The cornerbacks have had an up and down year. While they have looked like one of the more formidable units in the conference at times, they have also been beaten pretty badly. Look no further than when Utah took on the USC Trojans and gave up 368 yards through the air.

Granted, their only defeat (both as a team and as a position group) has come against USC. Every other week has been impressive from the Utah DB’s.

Jaylon Johnson is the leader of the group, and for good reason. The senior from Fresno, California is a lockdown corner who has both the size and skill to eliminate opposing teams’ best receivers. Exhibit A came against Oregon State last week when the Pac-12’s leading receiver, Isaiah Hodgins, was limited to his worst statistical game of the season.

Tareke Lewis and Josh Nurse have been impressive for the Utes (despite USC) and will continue to play a pivotal role as the season progresses.

Grade: B+

Safeties

Julian Blackmon’s transition from cornerback to safety has been a smooth one. He has been able to rack up tackles while keeping his cornerback skills sharp with interceptions and deflected passes. The Layton High School star has 22 tackles, 3 pass deflections and two interceptions. One interception was returned for a touchdown against BYU.

Terrell Burgess is finally getting his chance to be a regular starter for the Utes and has capitalized on the opportunity with 25 tackles, one pass breakup and an interception. He has a knack for knowing where the ball is and is using his leadership on the field.

Utah has seen a rise in young talent. R.J. Hubert, who has been utilized in three safety sets and as a fill-in for Blackmon while he was on the sideline. The sophomore has 14 tackles this season.

Grade: B+

Kicker

Utah’s kicking game has taken a turn for the worst. Although that may have been expected. Trying to replace Matt Gay is difficult, as freshman Jadon Redding is finding out. Redding, who has made six of his eight field-goal attempts, is yet to showcase the leg required to be a dominant college kicker. His long is 42 yards and came in the dying minutes of a blowout victory over Oregon State.

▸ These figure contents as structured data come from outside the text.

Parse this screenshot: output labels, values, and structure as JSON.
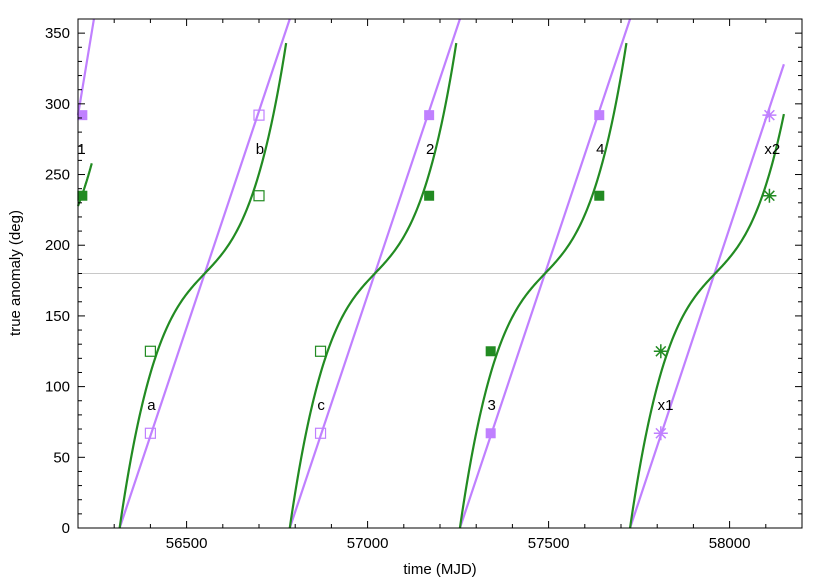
{
  "chart_data": {
    "type": "line",
    "xlabel": "time (MJD)",
    "ylabel": "true anomaly (deg)",
    "xlim": [
      56200,
      58200
    ],
    "ylim": [
      0,
      360
    ],
    "x_ticks": [
      56500,
      57000,
      57500,
      58000
    ],
    "y_ticks": [
      0,
      50,
      100,
      150,
      200,
      250,
      300,
      350
    ],
    "grid": false,
    "colors": {
      "purple": "#c080ff",
      "green": "#228b22",
      "reference": "#c8c8c8"
    },
    "reference_line": {
      "y": 180
    },
    "period_days": 470,
    "periastron_times": [
      56315,
      56785,
      57255,
      57725
    ],
    "series": [
      {
        "color": "purple",
        "segments": [
          {
            "x": [
              56200,
              56244
            ],
            "y": [
              292,
              360
            ]
          },
          {
            "x": [
              56315,
              56785
            ],
            "y": [
              0,
              360
            ]
          },
          {
            "x": [
              56785,
              57255
            ],
            "y": [
              0,
              360
            ]
          },
          {
            "x": [
              57255,
              57725
            ],
            "y": [
              0,
              360
            ]
          },
          {
            "x": [
              57725,
              58150
            ],
            "y": [
              0,
              328
            ]
          }
        ]
      },
      {
        "color": "green",
        "segments": [
          {
            "x": [
              56200,
              56238
            ],
            "y": [
              235,
              360
            ]
          },
          {
            "x": [
              56315,
              56775
            ],
            "y": [
              0,
              360
            ]
          },
          {
            "x": [
              56785,
              57245
            ],
            "y": [
              0,
              360
            ]
          },
          {
            "x": [
              57255,
              57715
            ],
            "y": [
              0,
              360
            ]
          },
          {
            "x": [
              57725,
              58150
            ],
            "y": [
              0,
              277
            ]
          }
        ]
      }
    ],
    "markers": [
      {
        "x": 56212,
        "y": 292,
        "color": "purple",
        "symbol": "square-filled"
      },
      {
        "x": 56212,
        "y": 235,
        "color": "green",
        "symbol": "square-filled"
      },
      {
        "x": 56400,
        "y": 67,
        "color": "purple",
        "symbol": "square-open"
      },
      {
        "x": 56400,
        "y": 125,
        "color": "green",
        "symbol": "square-open"
      },
      {
        "x": 56700,
        "y": 292,
        "color": "purple",
        "symbol": "square-open"
      },
      {
        "x": 56700,
        "y": 235,
        "color": "green",
        "symbol": "square-open"
      },
      {
        "x": 56870,
        "y": 67,
        "color": "purple",
        "symbol": "square-open"
      },
      {
        "x": 56870,
        "y": 125,
        "color": "green",
        "symbol": "square-open"
      },
      {
        "x": 57170,
        "y": 292,
        "color": "purple",
        "symbol": "square-filled"
      },
      {
        "x": 57170,
        "y": 235,
        "color": "green",
        "symbol": "square-filled"
      },
      {
        "x": 57340,
        "y": 67,
        "color": "purple",
        "symbol": "square-filled"
      },
      {
        "x": 57340,
        "y": 125,
        "color": "green",
        "symbol": "square-filled"
      },
      {
        "x": 57640,
        "y": 292,
        "color": "purple",
        "symbol": "square-filled"
      },
      {
        "x": 57640,
        "y": 235,
        "color": "green",
        "symbol": "square-filled"
      },
      {
        "x": 57810,
        "y": 67,
        "color": "purple",
        "symbol": "star"
      },
      {
        "x": 57810,
        "y": 125,
        "color": "green",
        "symbol": "star"
      },
      {
        "x": 58110,
        "y": 292,
        "color": "purple",
        "symbol": "star"
      },
      {
        "x": 58110,
        "y": 235,
        "color": "green",
        "symbol": "star"
      }
    ],
    "annotations": [
      {
        "text": "1",
        "x": 56212,
        "y": 268
      },
      {
        "text": "b",
        "x": 56705,
        "y": 268
      },
      {
        "text": "2",
        "x": 57175,
        "y": 268
      },
      {
        "text": "4",
        "x": 57645,
        "y": 268
      },
      {
        "text": "x2",
        "x": 58110,
        "y": 268
      },
      {
        "text": "a",
        "x": 56405,
        "y": 87
      },
      {
        "text": "c",
        "x": 56875,
        "y": 87
      },
      {
        "text": "3",
        "x": 57345,
        "y": 87
      },
      {
        "text": "x1",
        "x": 57815,
        "y": 87
      }
    ]
  }
}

Redding lacks “pop” on the football when he makes contact with it. He also struggles with generating height on the ball. He has had a number of field goal attempts blocked because of it.

Andrew Strauch started the season as the number one kicker on the Utah depth chart, unfortunately, he lost that job after a missed 25-yard chip shot field goal against BYU. Since then, it has been all Redding who by no means has been perfect, but has been serviceable.

Grade: C

Punter

Ben Lennon has been thrown in the deep end and asked to swim. The true freshman, Australia native, had never played American Football before joining Utah earlier this year. His year has been okay, he has not made any big mistakes, but he has not thrilled the crowd in the same manner Mitch Wishnowsky did either.

As the season progresses, Kyle Whittingham and the Utah faithful expect Lennon to get better. Lennon’s 39.6 average on just 14 punts will hopefully go up as he gets more games under his belt.

However, it is always a good sign when your punter is averaging just 2.3 punts a game. It must mean the offense is moving the chains and scoring touchdowns.

Lennon’s longest punt came against Northern Illinois where he hit a 62-yard bomb. The leg strength is there, now it is just about figuring out how to be consistent.